After World War II, Japanese culture began to decline as more Japanese citizens started to adapt to Western ways. The birth of taiko music as we have come to know it today is attributed to Daihachi Oguchi, a jazz drummer who created the kumi-daiko movement by assembling a collection of taiko drums---traditionally played individually---and playing a traditional piece of music for the Osuwa Shinto shrine in 20th-century jazz style. Another performer, Sukeroku Daiko, formed the first professional taiko group in Japan during the late 1950s, blending classical "hogaku" music with martial arts and dance.
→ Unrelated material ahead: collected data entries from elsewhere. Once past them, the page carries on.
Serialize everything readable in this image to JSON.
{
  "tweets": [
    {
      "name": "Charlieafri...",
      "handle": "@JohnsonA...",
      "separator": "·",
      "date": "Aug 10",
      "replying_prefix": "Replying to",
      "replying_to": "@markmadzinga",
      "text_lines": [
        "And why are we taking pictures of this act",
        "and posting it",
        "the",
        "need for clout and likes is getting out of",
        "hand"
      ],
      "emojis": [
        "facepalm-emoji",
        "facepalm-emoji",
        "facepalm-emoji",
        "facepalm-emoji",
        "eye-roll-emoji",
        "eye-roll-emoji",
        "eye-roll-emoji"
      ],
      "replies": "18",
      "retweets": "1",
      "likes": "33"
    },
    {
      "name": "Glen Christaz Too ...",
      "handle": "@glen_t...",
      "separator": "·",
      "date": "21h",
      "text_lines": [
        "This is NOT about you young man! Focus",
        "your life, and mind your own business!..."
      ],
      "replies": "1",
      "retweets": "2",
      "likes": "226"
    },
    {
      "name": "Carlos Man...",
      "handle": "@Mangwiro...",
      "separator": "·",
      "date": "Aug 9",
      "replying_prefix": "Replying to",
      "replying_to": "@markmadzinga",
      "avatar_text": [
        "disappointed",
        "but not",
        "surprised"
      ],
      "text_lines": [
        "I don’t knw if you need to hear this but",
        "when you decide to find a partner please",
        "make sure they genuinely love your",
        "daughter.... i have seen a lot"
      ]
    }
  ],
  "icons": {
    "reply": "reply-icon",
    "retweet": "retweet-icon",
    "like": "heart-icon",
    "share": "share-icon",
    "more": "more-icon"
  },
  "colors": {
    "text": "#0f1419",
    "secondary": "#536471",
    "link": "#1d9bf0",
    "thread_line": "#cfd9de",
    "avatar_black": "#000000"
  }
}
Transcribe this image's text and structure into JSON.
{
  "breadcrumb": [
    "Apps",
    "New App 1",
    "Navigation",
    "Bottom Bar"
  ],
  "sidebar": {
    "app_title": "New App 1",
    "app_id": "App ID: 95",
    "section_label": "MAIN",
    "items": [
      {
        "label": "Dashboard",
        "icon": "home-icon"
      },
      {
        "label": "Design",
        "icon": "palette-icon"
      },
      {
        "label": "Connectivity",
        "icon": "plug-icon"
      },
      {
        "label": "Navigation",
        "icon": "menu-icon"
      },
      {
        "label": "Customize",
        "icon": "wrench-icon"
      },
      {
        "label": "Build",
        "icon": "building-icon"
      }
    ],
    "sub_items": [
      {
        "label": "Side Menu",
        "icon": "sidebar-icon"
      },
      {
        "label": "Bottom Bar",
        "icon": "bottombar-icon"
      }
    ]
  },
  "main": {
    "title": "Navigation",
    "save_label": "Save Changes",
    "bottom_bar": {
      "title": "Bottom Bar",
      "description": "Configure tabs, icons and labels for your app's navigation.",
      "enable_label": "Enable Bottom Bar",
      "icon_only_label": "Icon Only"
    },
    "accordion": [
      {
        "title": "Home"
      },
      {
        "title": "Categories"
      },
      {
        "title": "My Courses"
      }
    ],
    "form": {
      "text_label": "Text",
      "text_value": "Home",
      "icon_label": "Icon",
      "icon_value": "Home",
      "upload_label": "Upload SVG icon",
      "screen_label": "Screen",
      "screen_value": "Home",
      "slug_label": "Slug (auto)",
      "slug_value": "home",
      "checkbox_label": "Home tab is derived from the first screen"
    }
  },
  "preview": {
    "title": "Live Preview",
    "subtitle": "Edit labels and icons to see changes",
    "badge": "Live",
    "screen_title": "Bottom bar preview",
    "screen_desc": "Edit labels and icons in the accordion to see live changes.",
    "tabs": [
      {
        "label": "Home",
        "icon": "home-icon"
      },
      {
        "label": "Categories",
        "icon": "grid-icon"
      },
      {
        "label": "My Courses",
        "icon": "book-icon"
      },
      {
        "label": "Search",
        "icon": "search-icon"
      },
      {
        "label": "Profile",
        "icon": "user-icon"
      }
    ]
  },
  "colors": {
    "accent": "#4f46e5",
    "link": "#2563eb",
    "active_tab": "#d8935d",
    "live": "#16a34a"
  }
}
Today, there are a number of taiko companies that tour Japan, America and other countries all over the world. Three professional companies hail from America, all of which originated in California: San Francisco Taiko Dojo, Kinnara and San Jose Taiko. Several collegiate companies have also formed, the largest of which is Kyodo Taiko.
Taiko Drum Types
There are two main types of taiko drums: The byou-uchi daiko is a drum whose heads are tacked to its sides; shime-daiko drums ("shime-daiko" is taken from the Japanese verb "shimeru," or "to tighten") possess rope-tension heads. Byou-uchi daiko drums cannot be tuned, unlike their shime-daiko counterparts. Drumsticks called "bachi" are used to strike the drumhead. The material the bachi is crafted from dictates what it's supposed to be used for: Hardwood bachi are used primarily for "nagado-daiko" (from the byou-uchi family) drums, while softer and lighter wood bachis are used elsewhere.
Taiko Drum Differences
The shape of a taiko drum varies depending on the family it belongs to and its purpose. Byou-uchi drums are generally hollowed out from one piece of wood, while other drums are often composites. "Odaiko" (literally translated, "odaiko" means "large drum") versions are carved from big, old trees and usually can't be moved from their location once created. Shime-daiko drums feature a rope-tension system that lines the circumference of the instrument, although bolts are often used to replace the rope system. Byou-uchi drums can't be tuned, so they lack extra equipment other than the tacks to hold the head in place.